もしかしたら子供の頃から本を読むのが大好きだったせいかもしれない。
そういえば、本を読むと簡単に物語の主人公に感情移入することができたし、映像で景色や登場人物の表情が見えたり、頭の中で声が聞こえたりしてわりと感受性が強いほうだったようだ。この年になっても妄想力が強いのは、当時の想像力が変貌した結果なのかな。
いずれにしろ、僕が一番キライなタイプの人間であることは間違いない。
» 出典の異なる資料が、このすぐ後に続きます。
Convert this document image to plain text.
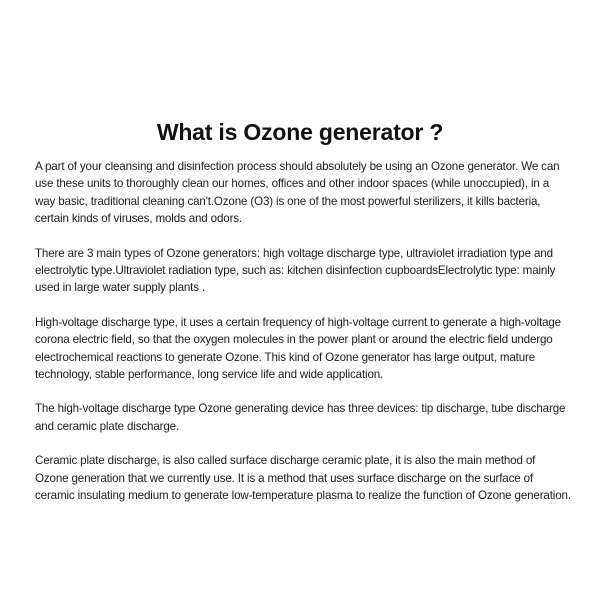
What is Ozone generator ?

A part of your cleansing and disinfection process should absolutely be using an Ozone generator. We can use these units to thoroughly clean our homes, offices and other indoor spaces (while unoccupied), in a way basic, traditional cleaning can't.Ozone (O3) is one of the most powerful sterilizers, it kills bacteria, certain kinds of viruses, molds and odors.

There are 3 main types of Ozone generators: high voltage discharge type, ultraviolet irradiation type and electrolytic type.Ultraviolet radiation type, such as: kitchen disinfection cupboardsElectrolytic type: mainly used in large water supply plants .

High-voltage discharge type, it uses a certain frequency of high-voltage current to generate a high-voltage corona electric field, so that the oxygen molecules in the power plant or around the electric field undergo electrochemical reactions to generate Ozone. This kind of Ozone generator has large output, mature technology, stable performance, long service life and wide application.

The high-voltage discharge type Ozone generating device has three devices: tip discharge, tube discharge and ceramic plate discharge.

Ceramic plate discharge, is also called surface discharge ceramic plate, it is also the main method of Ozone generation that we currently use. It is a method that uses surface discharge on the surface of ceramic insulating medium to generate low-temperature plasma to realize the function of Ozone generation.
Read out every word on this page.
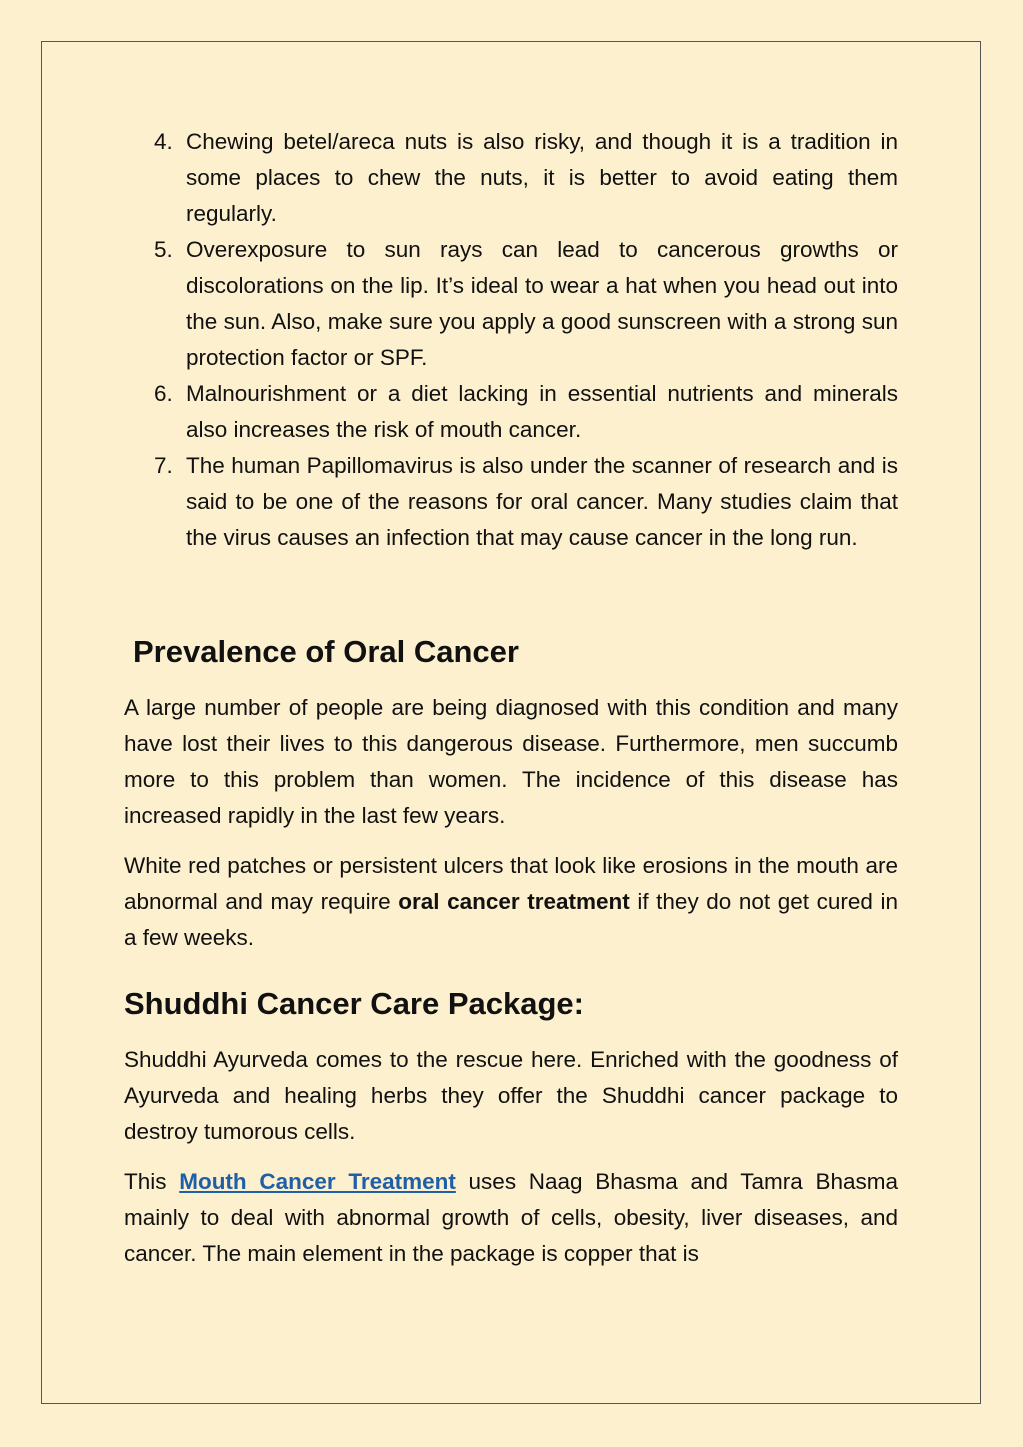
4. Chewing betel/areca nuts is also risky, and though it is a tradition in some places to chew the nuts, it is better to avoid eating them regularly.
5. Overexposure to sun rays can lead to cancerous growths or discolorations on the lip. It’s ideal to wear a hat when you head out into the sun. Also, make sure you apply a good sunscreen with a strong sun protection factor or SPF.
6. Malnourishment or a diet lacking in essential nutrients and minerals also increases the risk of mouth cancer.
7. The human Papillomavirus is also under the scanner of research and is said to be one of the reasons for oral cancer. Many studies claim that the virus causes an infection that may cause cancer in the long run.
Prevalence of Oral Cancer

A large number of people are being diagnosed with this condition and many have lost their lives to this dangerous disease. Furthermore, men succumb more to this problem than women. The incidence of this disease has increased rapidly in the last few years.

White red patches or persistent ulcers that look like erosions in the mouth are abnormal and may require oral cancer treatment if they do not get cured in a few weeks.

Shuddhi Cancer Care Package:

Shuddhi Ayurveda comes to the rescue here. Enriched with the goodness of Ayurveda and healing herbs they offer the Shuddhi cancer package to destroy tumorous cells.

This Mouth Cancer Treatment uses Naag Bhasma and Tamra Bhasma mainly to deal with abnormal growth of cells, obesity, liver diseases, and cancer. The main element in the package is copper that is
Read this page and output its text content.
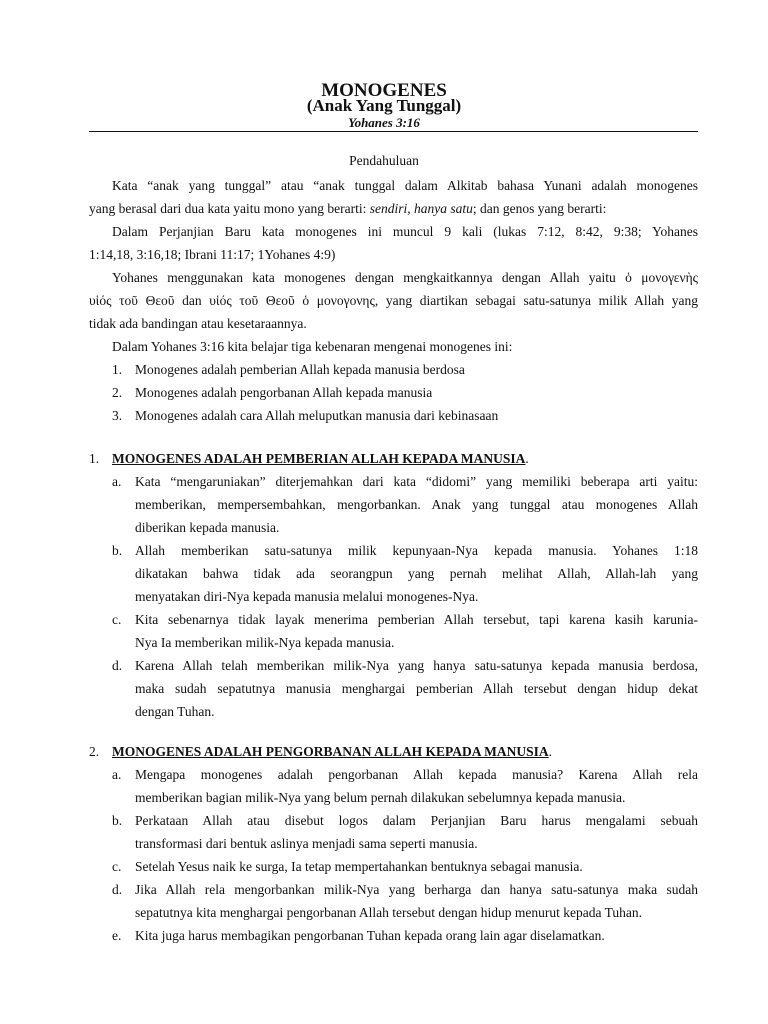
MONOGENES
(Anak Yang Tunggal)
Yohanes 3:16
Pendahuluan
Kata “anak yang tunggal” atau “anak tunggal dalam Alkitab bahasa Yunani adalah monogenes
yang berasal dari dua kata yaitu mono yang berarti: sendiri, hanya satu; dan genos yang berarti:
Dalam Perjanjian Baru kata monogenes ini muncul 9 kali (lukas 7:12, 8:42, 9:38; Yohanes
1:14,18, 3:16,18; Ibrani 11:17; 1Yohanes 4:9)
Yohanes menggunakan kata monogenes dengan mengkaitkannya dengan Allah yaitu ὁ μονογενὴς
υἱός τοῦ Θεοῦ dan υἱός τοῦ Θεοῦ ὁ μονογονης, yang diartikan sebagai satu-satunya milik Allah yang
tidak ada bandingan atau kesetaraannya.
Dalam Yohanes 3:16 kita belajar tiga kebenaran mengenai monogenes ini:
1. Monogenes adalah pemberian Allah kepada manusia berdosa
2. Monogenes adalah pengorbanan Allah kepada manusia
3. Monogenes adalah cara Allah meluputkan manusia dari kebinasaan
1. MONOGENES ADALAH PEMBERIAN ALLAH KEPADA MANUSIA.
a. Kata “mengaruniakan” diterjemahkan dari kata “didomi” yang memiliki beberapa arti yaitu:
memberikan, mempersembahkan, mengorbankan. Anak yang tunggal atau monogenes Allah
diberikan kepada manusia.
b. Allah memberikan satu-satunya milik kepunyaan-Nya kepada manusia. Yohanes 1:18
dikatakan bahwa tidak ada seorangpun yang pernah melihat Allah, Allah-lah yang
menyatakan diri-Nya kepada manusia melalui monogenes-Nya.
c. Kita sebenarnya tidak layak menerima pemberian Allah tersebut, tapi karena kasih karunia-
Nya Ia memberikan milik-Nya kepada manusia.
d. Karena Allah telah memberikan milik-Nya yang hanya satu-satunya kepada manusia berdosa,
maka sudah sepatutnya manusia menghargai pemberian Allah tersebut dengan hidup dekat
dengan Tuhan.
2. MONOGENES ADALAH PENGORBANAN ALLAH KEPADA MANUSIA.
a. Mengapa monogenes adalah pengorbanan Allah kepada manusia? Karena Allah rela
memberikan bagian milik-Nya yang belum pernah dilakukan sebelumnya kepada manusia.
b. Perkataan Allah atau disebut logos dalam Perjanjian Baru harus mengalami sebuah
transformasi dari bentuk aslinya menjadi sama seperti manusia.
c. Setelah Yesus naik ke surga, Ia tetap mempertahankan bentuknya sebagai manusia.
d. Jika Allah rela mengorbankan milik-Nya yang berharga dan hanya satu-satunya maka sudah
sepatutnya kita menghargai pengorbanan Allah tersebut dengan hidup menurut kepada Tuhan.
e. Kita juga harus membagikan pengorbanan Tuhan kepada orang lain agar diselamatkan.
あんまり自分語りをしすぎると、こうやってナルシズムがちょろりと顔を出してくるあたりもキライなんだ。
いずれにしろこうやって匿名で誰宛でもない文章をだらだら書くのは、気にするべき相手がいないので、ことのほか気分が良いのだ。
さて、ようやく本題だ。
ここ数年、テレビだとかネットだとかで、あまり良くない意味で「ダブスタ」という言葉が使われている。
「あの人はダブスタだから」と言われたら、たぶんそれは褒め言葉ではない。
たしかに相手によって対応が変わる様をみたり、他人に厳しく自分に甘かったりする姿を見るのはあまり気分の良いものではない。
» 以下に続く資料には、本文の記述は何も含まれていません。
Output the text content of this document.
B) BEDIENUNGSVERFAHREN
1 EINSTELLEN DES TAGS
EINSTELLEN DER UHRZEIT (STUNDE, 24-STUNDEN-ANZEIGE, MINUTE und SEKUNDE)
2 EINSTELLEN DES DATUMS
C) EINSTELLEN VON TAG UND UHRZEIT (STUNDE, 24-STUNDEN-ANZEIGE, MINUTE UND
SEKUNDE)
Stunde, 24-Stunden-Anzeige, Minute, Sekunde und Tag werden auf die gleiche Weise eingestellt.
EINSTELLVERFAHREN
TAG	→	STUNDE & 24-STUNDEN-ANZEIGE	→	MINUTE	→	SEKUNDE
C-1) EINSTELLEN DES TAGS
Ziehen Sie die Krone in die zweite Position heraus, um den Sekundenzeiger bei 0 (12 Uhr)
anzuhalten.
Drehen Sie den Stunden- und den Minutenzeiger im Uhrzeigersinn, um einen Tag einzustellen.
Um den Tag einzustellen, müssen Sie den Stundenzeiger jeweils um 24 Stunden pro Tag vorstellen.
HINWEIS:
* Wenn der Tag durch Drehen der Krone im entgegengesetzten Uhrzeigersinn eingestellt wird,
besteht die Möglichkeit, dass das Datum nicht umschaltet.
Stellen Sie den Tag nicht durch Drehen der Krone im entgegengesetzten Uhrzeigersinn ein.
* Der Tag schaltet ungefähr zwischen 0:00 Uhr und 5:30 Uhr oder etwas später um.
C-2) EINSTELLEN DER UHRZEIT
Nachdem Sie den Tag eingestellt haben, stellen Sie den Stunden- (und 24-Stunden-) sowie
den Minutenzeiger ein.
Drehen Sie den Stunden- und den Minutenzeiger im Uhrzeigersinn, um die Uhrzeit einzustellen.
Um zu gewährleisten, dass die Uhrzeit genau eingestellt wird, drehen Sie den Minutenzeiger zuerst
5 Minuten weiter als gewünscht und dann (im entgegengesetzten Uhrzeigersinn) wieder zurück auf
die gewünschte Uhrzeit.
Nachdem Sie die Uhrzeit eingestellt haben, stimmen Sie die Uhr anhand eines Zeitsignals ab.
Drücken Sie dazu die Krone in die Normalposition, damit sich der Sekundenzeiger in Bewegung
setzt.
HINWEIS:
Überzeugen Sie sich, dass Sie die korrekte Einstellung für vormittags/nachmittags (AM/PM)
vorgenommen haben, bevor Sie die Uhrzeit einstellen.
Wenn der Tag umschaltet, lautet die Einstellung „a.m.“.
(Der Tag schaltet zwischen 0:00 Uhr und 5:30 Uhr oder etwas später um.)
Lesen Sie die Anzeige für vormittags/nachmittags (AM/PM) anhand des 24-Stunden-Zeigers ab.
でも、人間とはそういう特性の生き物なのではないかと思うのだ。
社会性を持つということは、相手や所属しているコミュニティなどとの関係性を考慮した上で、自身の決断をし行動をしていくことだと思っている。
その結果として、自分の信念を曲げて行動することも、決断に影響が出ることも、社会性を持った人間という生き物の特性なのではないかと思うのだ。
嘘も方便とは言うけれど、相手との関係性を円滑にするために、自分の本意を隠すことが往々にしてあるのが人間だと思う。いや、それこそまさに人間臭い人間だ。
テレビのコメンテーターは、おそらく自分の意志に反して視聴者にウケそうなことや、スポンサーから喜ばれそうなことを言うこともあるだろう。
仕事でお客さんに会えば、午前中に別のお客さんと話していた内容とは真逆のことを言うことだってある。
ダブスタどころではなく、マルチスタンダードだ。
まぁ確かに、自己利得のみを考えてのマルチスタンダードは、友達を無くすし仕事も失うことにはなるのでまったく賛成はしない。
でも、全員が自分の信念ばかりを叫んでいたら、おそらく社会は成立しないし、組織も成立しない。
つまり、マルチスタンダードを適切に使いこなす能力は、社会の中で上手に生き延びるための大切なスキルなのだと思う。
たぶん、ダブスタだ!と非難の意味で使っている人も、どこかでマルチスタンダードなところがあるはずなんだ。
そうなんだ。自分のことを棚にあげて語っている時点で、ダブスタだよね。
「ダブスタ」という言葉は悪いイメージが染み付いてしまったから、せめて「マルチスタンダード」という言葉は良い意味で使えるような世の中だったら良いなと思うのです。